Opinion - La littérature gay existe-t-elle ?
A cette question est récurrente dans l'histoire de Cylibris. Nous nous proposons donc d'y répondre, une bonne fois pour toute.
Certains pourraient penser que la littérature gay se définit par des thèmes récurrents, propres à une communauté. Nous pouvons d'ailleurs accréditer ce fait : parmi tous les manuscrits que nous recevons, les questions de l'identité sexuelle, de l'éclosion du désir homosexuel et de son refoulement comme de sa libération sont sans conteste les plus exploitées. Ceci dit, les livres que nous décidons finalement de publier ne se limitent jamais à cela (ceux qui s'y limitent sont d'ailleurs bien ennuyeux). Car nous publions des romans, et qu'un roman doit aller au-delà. Il doit raconter, décrire et nous emporter. Les questions à elles-seules ne font pas voyager.
Quoi de commun dans les thèmes abordés par le livre baroque de François Harray, le Corsaire, qui nous plonge dans le manque, la perte, l'initiation, le voyage et la paternité, et dans l'écheveau policier de Philippe Cassand dans le Cheval Bleu se promène sur l'horizon, deux fois... puisant aux sources de la vie de province, des intrigues, de l'hypocrisie bourgeoise et de la folie douce ?
A vrai dire, aucun. Et pourtant...
Nous doutons de l'existence de thèmes structurant une communauté qui à son tour produirait une littérature, car la littérature nous paraît plus vaste que n'importe quelle communauté (à vrai dire, nous doutons même de l'existence d'une quelconque communauté).

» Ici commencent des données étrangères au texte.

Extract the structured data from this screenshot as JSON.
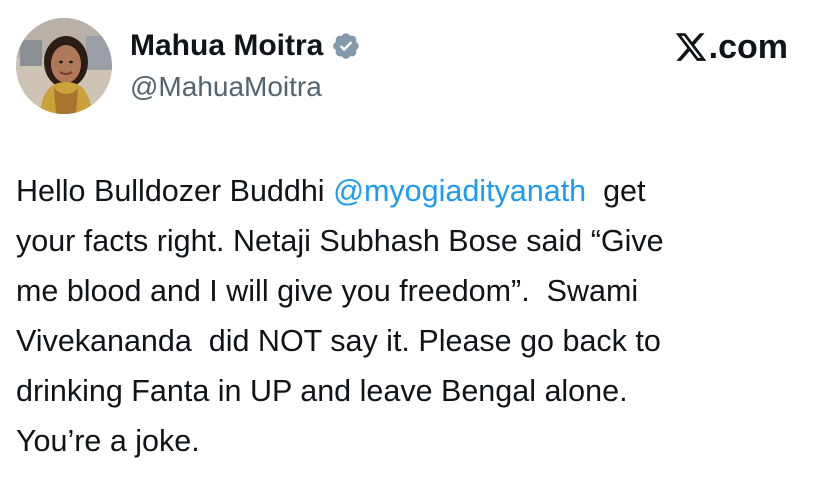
{
  "author": {
    "display_name": "Mahua Moitra",
    "handle": "@MahuaMoitra",
    "verified_icon": "verified-badge-icon",
    "avatar": "profile-photo"
  },
  "brand": {
    "suffix": ".com",
    "logo_icon": "x-logo-icon"
  },
  "tweet": {
    "line1_pre": "Hello Bulldozer Buddhi ",
    "mention": "@myogiadityanath",
    "line1_post": "  get",
    "line2": "your facts right. Netaji Subhash Bose said “Give",
    "line3": "me blood and I will give you freedom”.  Swami",
    "line4": "Vivekananda  did NOT say it. Please go back to",
    "line5": "drinking Fanta in UP and leave Bengal alone.",
    "line6": "You’re a joke."
  },
  "colors": {
    "text": "#0f1419",
    "secondary": "#536471",
    "link": "#1d9bf0",
    "background": "#ffffff"
  }
}
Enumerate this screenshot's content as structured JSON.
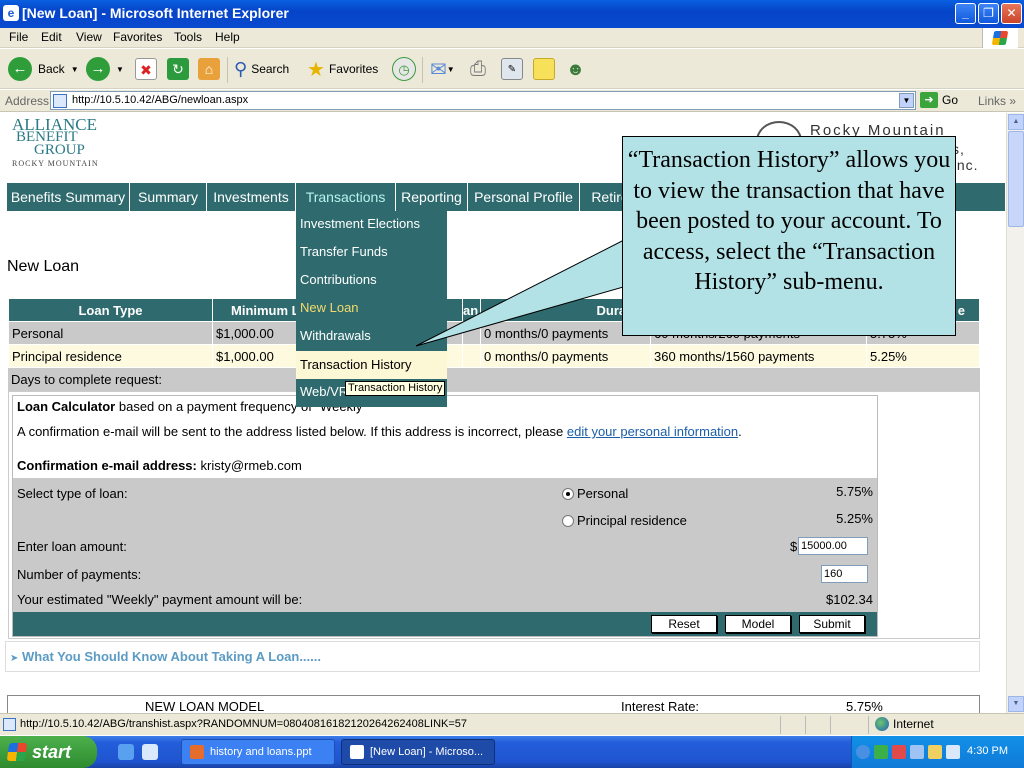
{
  "window": {
    "title": "[New Loan] - Microsoft Internet Explorer",
    "buttons": [
      "_",
      "❐",
      "✕"
    ]
  },
  "menubar": [
    "File",
    "Edit",
    "View",
    "Favorites",
    "Tools",
    "Help"
  ],
  "toolbar": {
    "back": "Back",
    "search": "Search",
    "favorites": "Favorites"
  },
  "addressbar": {
    "label": "Address",
    "url": "http://10.5.10.42/ABG/newloan.aspx",
    "go": "Go",
    "links": "Links"
  },
  "logo": {
    "left_line1": "ALLIANCE",
    "left_line2": "BENEFIT",
    "left_line3": "GROUP",
    "left_line4": "ROCKY MOUNTAIN",
    "right_line1": "Rocky Mountain",
    "right_line2": "s, Inc."
  },
  "nav": {
    "tabs": [
      "Benefits Summary",
      "Summary",
      "Investments",
      "Transactions",
      "Reporting",
      "Personal Profile",
      "Retire"
    ],
    "active": "Transactions"
  },
  "dropdown": {
    "items": [
      "Investment Elections",
      "Transfer Funds",
      "Contributions",
      "New Loan",
      "Withdrawals",
      "Transaction History",
      "Web/VR"
    ],
    "current": "New Loan",
    "highlighted": "Transaction History",
    "tooltip": "Transaction History"
  },
  "page": {
    "title": "New Loan",
    "table": {
      "headers": [
        "Loan Type",
        "Minimum L",
        "an",
        "Duration",
        "",
        "e"
      ],
      "rows": [
        [
          "Personal",
          "$1,000.00",
          "",
          "0 months/0 payments",
          "60 months/260 payments",
          "5.75%"
        ],
        [
          "Principal residence",
          "$1,000.00",
          "",
          "0 months/0 payments",
          "360 months/1560 payments",
          "5.25%"
        ]
      ]
    },
    "days_label": "Days to complete request:"
  },
  "calculator": {
    "title_bold": "Loan Calculator",
    "title_rest": " based on a payment frequency of \"Weekly\"",
    "confirm_text": "A confirmation e-mail will be sent to the address listed below. If this address is incorrect, please ",
    "confirm_link": "edit your personal information",
    "confirm_end": ".",
    "email_label": "Confirmation e-mail address:",
    "email": "kristy@rmeb.com",
    "select_label": "Select type of loan:",
    "options": [
      {
        "label": "Personal",
        "rate": "5.75%",
        "selected": true
      },
      {
        "label": "Principal residence",
        "rate": "5.25%",
        "selected": false
      }
    ],
    "amount_label": "Enter loan amount:",
    "currency": "$",
    "amount_value": "15000.00",
    "payments_label": "Number of payments:",
    "payments_value": "160",
    "estimate_label": "Your estimated \"Weekly\" payment amount will be:",
    "estimate_value": "$102.34",
    "buttons": {
      "reset": "Reset",
      "model": "Model",
      "submit": "Submit"
    }
  },
  "what_to_know": "What You Should Know About Taking A Loan......",
  "model": {
    "title": "NEW LOAN MODEL",
    "rate_label": "Interest Rate:",
    "rate_value": "5.75%"
  },
  "callout": "“Transaction History” allows you to view the transaction that have been posted to your account.  To access, select the “Transaction History” sub-menu.",
  "statusbar": {
    "url": "http://10.5.10.42/ABG/transhist.aspx?RANDOMNUM=08040816182120264262408LINK=57",
    "zone": "Internet"
  },
  "taskbar": {
    "start": "start",
    "tasks": [
      "history and loans.ppt",
      "[New Loan] - Microso..."
    ],
    "clock": "4:30 PM"
  },
  "colors": {
    "nav_teal": "#2f6b6e",
    "callout_bg": "#b3e2e6",
    "xp_blue": "#0a4ad0"
  }
}
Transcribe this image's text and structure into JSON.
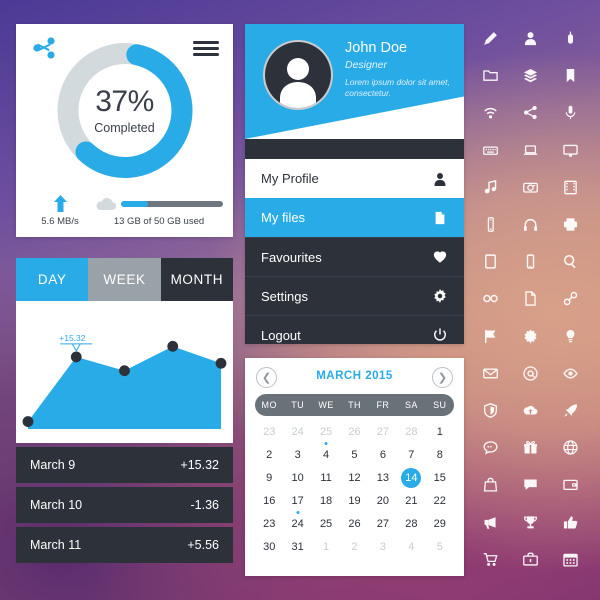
{
  "background": {
    "top_left": "#4b3a96",
    "top_right": "#8a79b5",
    "mid_right": "#cc9180",
    "bottom_right": "#6b2d6b",
    "bottom_left": "#4a2566"
  },
  "accent": "#29abe8",
  "dark": "#2c313a",
  "donut_card": {
    "share_icon": "share-icon",
    "menu_icon": "hamburger-menu-icon",
    "percent_text": "37%",
    "completed_label": "Completed",
    "percent_value": 37,
    "upload_icon": "upload-arrow-icon",
    "upload_speed": "5.6 MB/s",
    "cloud_icon": "cloud-icon",
    "storage_text": "13 GB of 50 GB used",
    "storage_used_gb": 13,
    "storage_total_gb": 50,
    "storage_percent": 26
  },
  "graph_card": {
    "tabs": [
      {
        "label": "DAY",
        "state": "active"
      },
      {
        "label": "WEEK",
        "state": "inactive"
      },
      {
        "label": "MONTH",
        "state": "dark"
      }
    ],
    "tooltip": "+15.32",
    "rows": [
      {
        "date": "March 9",
        "value": "+15.32"
      },
      {
        "date": "March 10",
        "value": "-1.36"
      },
      {
        "date": "March 11",
        "value": "+5.56"
      }
    ]
  },
  "chart_data": {
    "type": "area",
    "title": "",
    "xlabel": "",
    "ylabel": "",
    "x": [
      0,
      1,
      2,
      3,
      4
    ],
    "values": [
      7,
      68,
      55,
      78,
      62
    ],
    "point_labels": [
      "",
      "+15.32",
      "",
      "",
      ""
    ],
    "annotation": "+15.32",
    "grid": false,
    "legend": "none",
    "ylim": [
      0,
      100
    ],
    "series_color": "#29abe8",
    "marker_color": "#2c313a"
  },
  "profile_card": {
    "name": "John Doe",
    "role": "Designer",
    "description": "Lorem ipsum dolor sit amet, consectetur.",
    "avatar_icon": "user-avatar-icon",
    "menu": [
      {
        "label": "My Profile",
        "icon": "user-icon",
        "state": "white"
      },
      {
        "label": "My files",
        "icon": "file-icon",
        "state": "active"
      },
      {
        "label": "Favourites",
        "icon": "heart-icon",
        "state": "dark"
      },
      {
        "label": "Settings",
        "icon": "gear-icon",
        "state": "dark"
      },
      {
        "label": "Logout",
        "icon": "power-icon",
        "state": "dark"
      }
    ]
  },
  "calendar_card": {
    "title": "MARCH 2015",
    "prev_icon": "chevron-left-icon",
    "next_icon": "chevron-right-icon",
    "day_headers": [
      "MO",
      "TU",
      "WE",
      "TH",
      "FR",
      "SA",
      "SU"
    ],
    "selected_day": 14,
    "dot_days": [
      4,
      24
    ],
    "weeks": [
      [
        {
          "n": "23",
          "mut": true
        },
        {
          "n": "24",
          "mut": true
        },
        {
          "n": "25",
          "mut": true
        },
        {
          "n": "26",
          "mut": true
        },
        {
          "n": "27",
          "mut": true
        },
        {
          "n": "28",
          "mut": true
        },
        {
          "n": "1",
          "mut": false
        }
      ],
      [
        {
          "n": "2",
          "mut": false
        },
        {
          "n": "3",
          "mut": false
        },
        {
          "n": "4",
          "mut": false,
          "dot": true
        },
        {
          "n": "5",
          "mut": false
        },
        {
          "n": "6",
          "mut": false
        },
        {
          "n": "7",
          "mut": false
        },
        {
          "n": "8",
          "mut": false
        }
      ],
      [
        {
          "n": "9",
          "mut": false
        },
        {
          "n": "10",
          "mut": false
        },
        {
          "n": "11",
          "mut": false
        },
        {
          "n": "12",
          "mut": false
        },
        {
          "n": "13",
          "mut": false
        },
        {
          "n": "14",
          "mut": false,
          "sel": true
        },
        {
          "n": "15",
          "mut": false
        }
      ],
      [
        {
          "n": "16",
          "mut": false
        },
        {
          "n": "17",
          "mut": false
        },
        {
          "n": "18",
          "mut": false
        },
        {
          "n": "19",
          "mut": false
        },
        {
          "n": "20",
          "mut": false
        },
        {
          "n": "21",
          "mut": false
        },
        {
          "n": "22",
          "mut": false
        }
      ],
      [
        {
          "n": "23",
          "mut": false
        },
        {
          "n": "24",
          "mut": false,
          "dot": true
        },
        {
          "n": "25",
          "mut": false
        },
        {
          "n": "26",
          "mut": false
        },
        {
          "n": "27",
          "mut": false
        },
        {
          "n": "28",
          "mut": false
        },
        {
          "n": "29",
          "mut": false
        }
      ],
      [
        {
          "n": "30",
          "mut": false
        },
        {
          "n": "31",
          "mut": false
        },
        {
          "n": "1",
          "mut": true
        },
        {
          "n": "2",
          "mut": true
        },
        {
          "n": "3",
          "mut": true
        },
        {
          "n": "4",
          "mut": true
        },
        {
          "n": "5",
          "mut": true
        }
      ]
    ]
  },
  "icon_grid": [
    "pencil-icon",
    "user-icon",
    "mouse-icon",
    "folder-icon",
    "layers-icon",
    "bookmark-icon",
    "wifi-icon",
    "share-icon",
    "microphone-icon",
    "keyboard-icon",
    "laptop-icon",
    "monitor-icon",
    "music-note-icon",
    "camera-icon",
    "film-icon",
    "phone-icon",
    "headphones-icon",
    "printer-icon",
    "tablet-icon",
    "smartphone-icon",
    "search-icon",
    "glasses-icon",
    "document-icon",
    "link-icon",
    "flag-icon",
    "gear-icon",
    "lightbulb-icon",
    "envelope-icon",
    "at-sign-icon",
    "eye-icon",
    "shield-icon",
    "cloud-upload-icon",
    "rocket-icon",
    "chat-bubble-icon",
    "gift-box-icon",
    "globe-icon",
    "shopping-bag-icon",
    "speech-bubble-icon",
    "wallet-icon",
    "megaphone-icon",
    "trophy-icon",
    "thumbs-up-icon",
    "shopping-cart-icon",
    "briefcase-icon",
    "calendar-icon"
  ]
}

Notre avis est qu'il existe une littérature gay, de la même manière qu'il existe une littérature policière. Le propre du roman policier étant, en général, de mettre en scène un ou plusieurs policiers, nous ne serons donc pas surpris de constater que le propre de la littérature gay est de mettre en scène, en général, un ou plusieurs gays ; et si nous ajoutons "en général", c'est que nous ne désesperons pas de recevoir un jour, qui sait, un roman gay qui réussisse cette prouesse de ne mettre en scène aucun personnage gay. Si un tel roman existait, nous serions en effet les premiers à vouloir le publier.
Ce trésor pittoresque pour l'heure enfoui sous la matière grise d'un auteur inconnu, voici donc le point commun, notre fil, la finesse de notre tamis : des personnages gays. C'est suffisamment fin pour que le grain soit homogène et que se constitue, modestement, une collection de littérature gay cohérente ; mais c'est aussi la clé de notre diversité : entre nos mailles se faufilent ainsi toutes sortes de pépites, du détective privé style Drag-Queen de Cherry-Darling aux étudiants déstructurés de Crues, des fantômes de Jameson Currier aux fantasmes exotiques d'un certain José.